Anche Valentino è un altro di quelli che dovrà trovare un nuovo senso alla sua carriera. Anche lui, adesso che ha quarant’anni e non trova più il modo di essere feroce, dovrà prendere una decisione. “Il mercato 2020 è bloccato ma anche incredibilmente aperto, c’è il discorso legato alle scelte di Lorenzo: cosa fa, si ferma, prenderà un anno sabbatico come fece Prost con la Ferrari? Vedremo”. È’ un interesse che oscilla nella scrittura di un futuro nuovo.

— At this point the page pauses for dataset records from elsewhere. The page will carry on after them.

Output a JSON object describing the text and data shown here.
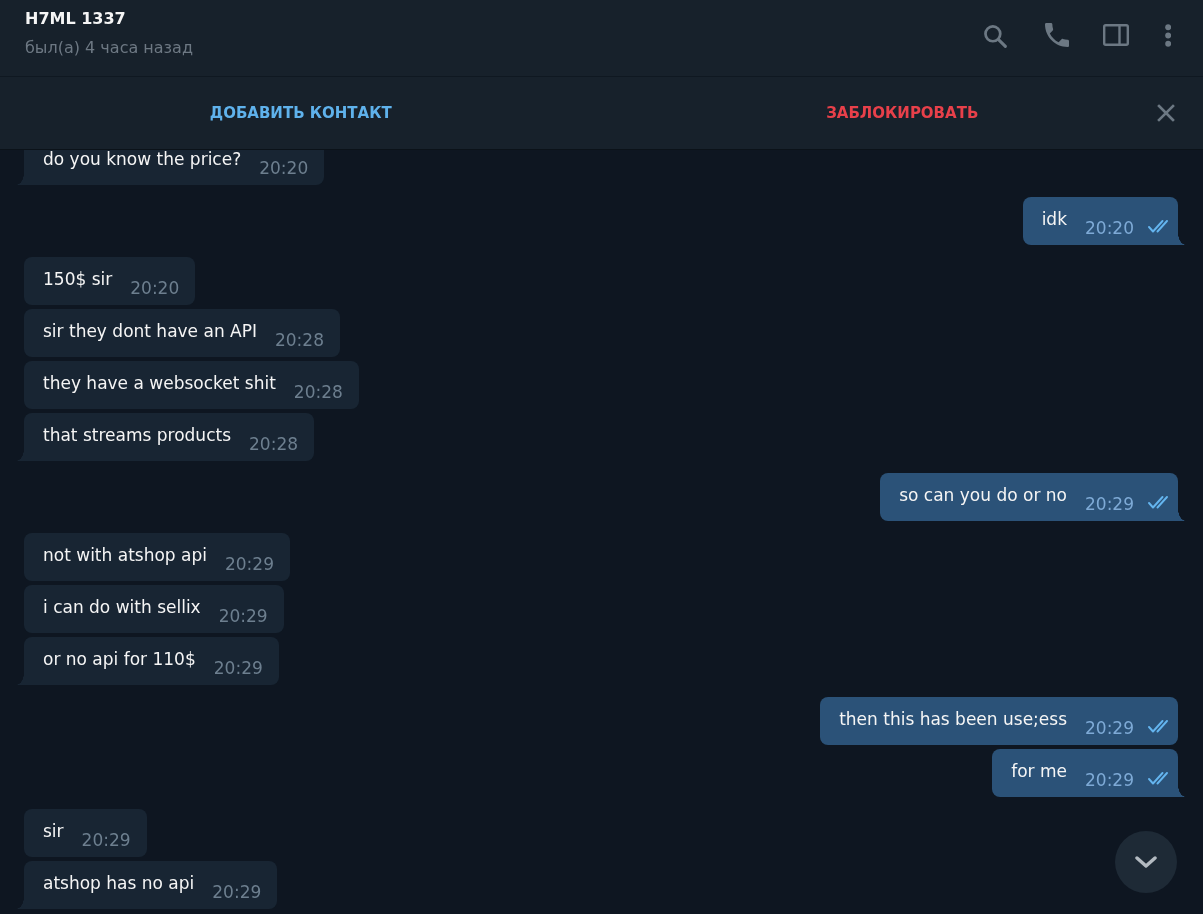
{
  "header": {
    "title": "H7ML 1337",
    "status": "был(а) 4 часа назад"
  },
  "action_bar": {
    "add_contact": "ДОБАВИТЬ КОНТАКТ",
    "block": "ЗАБЛОКИРОВАТЬ"
  },
  "message_groups": [
    {
      "kind": "incoming",
      "messages": [
        {
          "text": "do you know the price?",
          "time": "20:20"
        }
      ]
    },
    {
      "kind": "outgoing",
      "messages": [
        {
          "text": "idk",
          "time": "20:20",
          "read": true
        }
      ]
    },
    {
      "kind": "incoming",
      "messages": [
        {
          "text": "150$ sir",
          "time": "20:20"
        },
        {
          "text": "sir they dont have an API",
          "time": "20:28"
        },
        {
          "text": "they have a websocket shit",
          "time": "20:28"
        },
        {
          "text": "that streams products",
          "time": "20:28"
        }
      ]
    },
    {
      "kind": "outgoing",
      "messages": [
        {
          "text": "so can you do or no",
          "time": "20:29",
          "read": true
        }
      ]
    },
    {
      "kind": "incoming",
      "messages": [
        {
          "text": "not with atshop api",
          "time": "20:29"
        },
        {
          "text": "i can do with sellix",
          "time": "20:29"
        },
        {
          "text": "or no api for 110$",
          "time": "20:29"
        }
      ]
    },
    {
      "kind": "outgoing",
      "messages": [
        {
          "text": "then this has been use;ess",
          "time": "20:29",
          "read": true
        },
        {
          "text": "for me",
          "time": "20:29",
          "read": true
        }
      ]
    },
    {
      "kind": "incoming",
      "messages": [
        {
          "text": "sir",
          "time": "20:29"
        },
        {
          "text": "atshop has no api",
          "time": "20:29"
        }
      ]
    }
  ]
}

Lo spiega bene Paolo Scalera, direttore di GpOne, inviato da anni sui motori. Cominciò a seguire le moto che c’erano Agostini e Pasolini. “Noi abbiamo bisogno di serial winner. Ma ci vorrebbero in Moto2, in Moto3. Come succedeva una volta. A quel punto si creano i duelli, sono meccanismi diversi. Il limite d’età nelle categorie inferiori ha stravolto tutto. È come se nell’atletica contassero solo i 100 metri. Lo stesso nelle moto, sembra importante solo la MotoGp. Invece c’è bisogno di eroi, come nella tragedia greca”. L’antagonista c’è.